Why should Guyanese be concerned about vehicle speeding tickets but not about huge amounts of oil?

Why should Guyanese be concerned about the arrivals and departures of oil tankers far out of sight, 200 km offshore, from Floating Production Storage and Offloading (FPSO) vessels hardly anyone has ever seen, pumping oil that never sees light of day in Guyana? Part of the answer is that the potential loss from just one unreported tanker transporting Guyana’s oil to a buyer is valued around USD 75 million.

Guyana does not have a credible Petroleum Commission (a commitment in the 2020 PPP election manifesto). Instead of pursuing oil tanker traffic, President Ali is pursuing speeding vehicle traffic tickets. The Guyana Police Force issued 42,000 speeding tickets since April, but only ¼ had been paid by 26 November 2025. According to President Ali,  “This is about accountability … The system will only work if we have compliance. And Guyana must do better.”
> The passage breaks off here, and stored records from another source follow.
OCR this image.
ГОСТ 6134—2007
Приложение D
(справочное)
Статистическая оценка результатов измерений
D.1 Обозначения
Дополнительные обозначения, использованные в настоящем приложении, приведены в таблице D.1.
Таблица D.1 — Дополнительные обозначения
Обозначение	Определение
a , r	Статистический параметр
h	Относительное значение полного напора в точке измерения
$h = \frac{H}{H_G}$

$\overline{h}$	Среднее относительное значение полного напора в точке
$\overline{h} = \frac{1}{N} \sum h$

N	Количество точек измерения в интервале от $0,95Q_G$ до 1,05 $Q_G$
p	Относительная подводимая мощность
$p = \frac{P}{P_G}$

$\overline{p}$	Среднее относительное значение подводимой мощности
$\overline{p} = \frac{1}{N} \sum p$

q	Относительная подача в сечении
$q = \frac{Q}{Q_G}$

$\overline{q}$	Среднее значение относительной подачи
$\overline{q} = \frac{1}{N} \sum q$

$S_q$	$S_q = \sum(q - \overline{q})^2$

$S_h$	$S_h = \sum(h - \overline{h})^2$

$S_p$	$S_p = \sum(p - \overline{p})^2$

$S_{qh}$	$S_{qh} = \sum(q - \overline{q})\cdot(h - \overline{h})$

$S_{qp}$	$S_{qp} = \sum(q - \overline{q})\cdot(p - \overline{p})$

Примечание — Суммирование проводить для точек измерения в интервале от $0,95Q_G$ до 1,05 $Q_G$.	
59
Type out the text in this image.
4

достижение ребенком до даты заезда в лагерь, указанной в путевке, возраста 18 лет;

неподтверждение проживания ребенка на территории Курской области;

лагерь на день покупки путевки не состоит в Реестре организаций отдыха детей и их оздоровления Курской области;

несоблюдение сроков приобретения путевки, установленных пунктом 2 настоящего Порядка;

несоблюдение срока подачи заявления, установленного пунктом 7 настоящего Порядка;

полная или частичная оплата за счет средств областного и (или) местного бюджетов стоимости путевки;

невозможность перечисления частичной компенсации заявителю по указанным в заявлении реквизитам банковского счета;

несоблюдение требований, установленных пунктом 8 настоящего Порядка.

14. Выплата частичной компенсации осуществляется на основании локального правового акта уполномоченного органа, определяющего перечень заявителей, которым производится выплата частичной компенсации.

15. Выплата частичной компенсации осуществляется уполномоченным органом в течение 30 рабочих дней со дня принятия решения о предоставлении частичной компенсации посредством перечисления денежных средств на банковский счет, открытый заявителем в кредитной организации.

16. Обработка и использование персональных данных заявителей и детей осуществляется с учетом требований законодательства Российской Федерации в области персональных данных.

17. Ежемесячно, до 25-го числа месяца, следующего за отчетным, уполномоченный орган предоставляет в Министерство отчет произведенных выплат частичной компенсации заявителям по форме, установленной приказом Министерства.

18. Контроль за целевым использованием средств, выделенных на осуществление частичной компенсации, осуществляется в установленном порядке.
A speeding ticket costs about GYD 7,500 (USD 35), about the same as 14 pounds of chicken in Bourda Market. So 30,000 unpaid tickets are costing the government about USD 1 million.  President Ali waxes eloquent about the societal cost of unpaid speeding tickets.  But we don’t hear him worrying about the potential loss from just one unreported tanker with USD 75 million of Guyana’s oil, or about the discrepancies in accounting by the three oil companies – EMGL, Hess and CNOOC.

We suggest that, while the President goes about synchronizing the oil monitoring systems, he might ask the USA to share their monitoring data of oil tanker traffic from Guyana’s FPSOs.